Japanese whaling 'not scientific'
The International Court of Justice has ruled that Japan's Antarctic whaling programme is not for scientific purposes and has ordered a temporary halt.
Australia had sued Japan at the UN dispute resolution court in the hope of ending whaling in the Southern Ocean.
Reading a judgment by the court's 16-judge panel, presiding judge Peter Tomka, of Slovakia, said Japan has not justified the large number of minke whales it takes under its programme, while failing to meet much smaller targets for fin and humpback whales.
The court ordered a halt to the issuing of whaling permits until the programme has been revamped.
Judge Tomka said: " The evidence does not establish that the programme's design and implementation are reasonable in relation to achieving its stated objectives."
He noted among other factors that Japan had not considered a smaller programme or non-lethal methods to study whale populations, and that it cited only two peer-reviewed scientific papers relating to its programme from 2005 to the present - a period in which it has harpooned 3,600 minke whales, a handful of fin whales, and no humpback whales.
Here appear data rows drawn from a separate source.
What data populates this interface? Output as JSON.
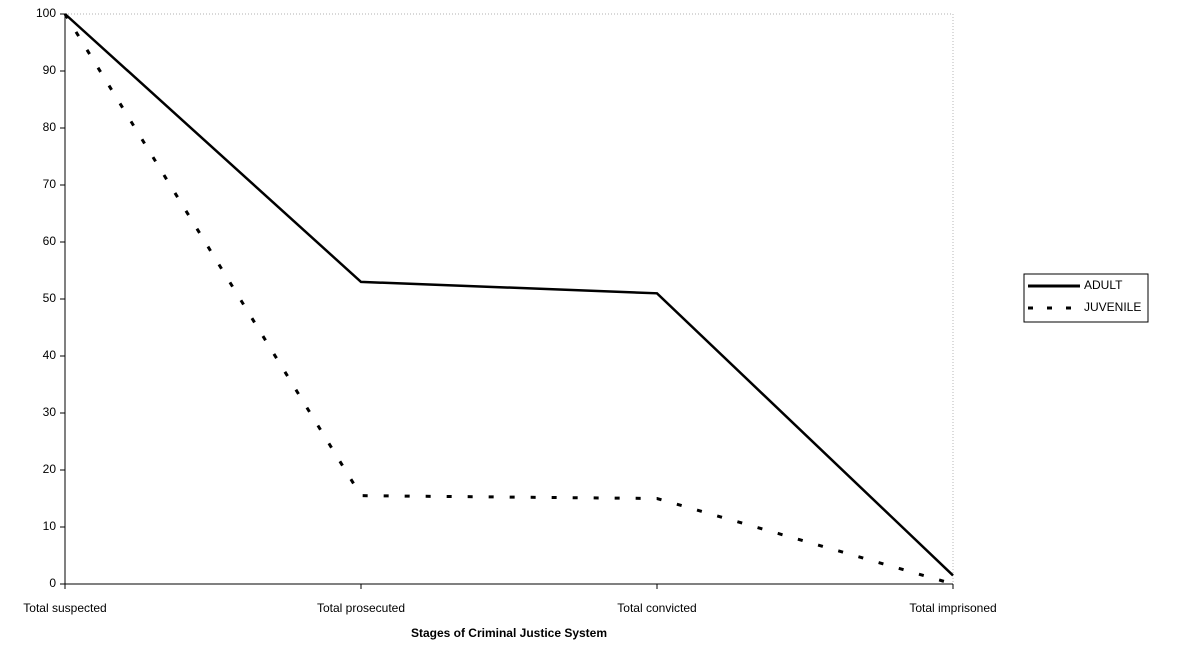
{
  "chart_data": {
    "type": "line",
    "xlabel": "Stages of Criminal Justice System",
    "categories": [
      "Total suspected",
      "Total prosecuted",
      "Total convicted",
      "Total imprisoned"
    ],
    "series": [
      {
        "name": "ADULT",
        "color": "#000000",
        "style": "solid",
        "values": [
          100,
          53,
          51,
          1.5
        ]
      },
      {
        "name": "JUVENILE",
        "color": "#000000",
        "style": "dashed",
        "values": [
          100,
          15.5,
          15,
          0
        ]
      }
    ],
    "ylim": [
      0,
      100
    ],
    "yticks": [
      0,
      10,
      20,
      30,
      40,
      50,
      60,
      70,
      80,
      90,
      100
    ],
    "legend": "right"
  }
}
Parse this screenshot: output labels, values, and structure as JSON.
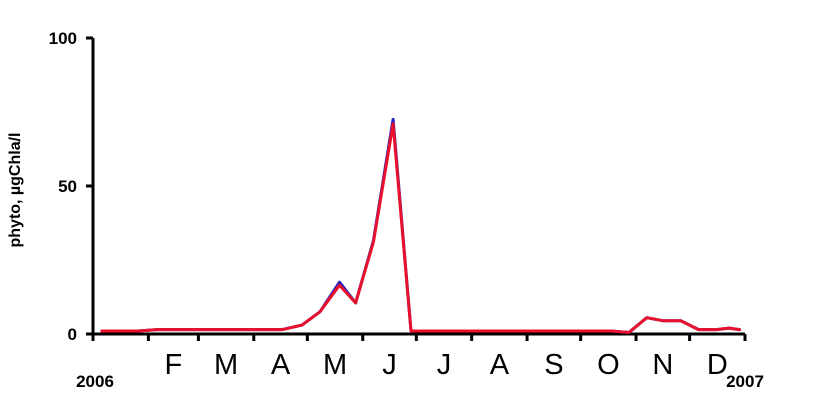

The decision is a major victory for Australia and environmental groups that oppose whaling on ethical grounds, though it will not mean the end of whaling.
Japan has a second, smaller programme in the northern Pacific, while Norway and Iceland reject a 1986 moratorium on commercial whaling imposed by the International Whaling Commission.
Japan had argued that Australia's challenge was an attempt to force its cultural norms on Japan, equivalent to Hindus demanding an international ban on killing cows.
Though consumption of whale meat has declined in popularity in Japan in recent years, it is still considered a delicacy by some.
Japan has pledged to abide by the court's ruling.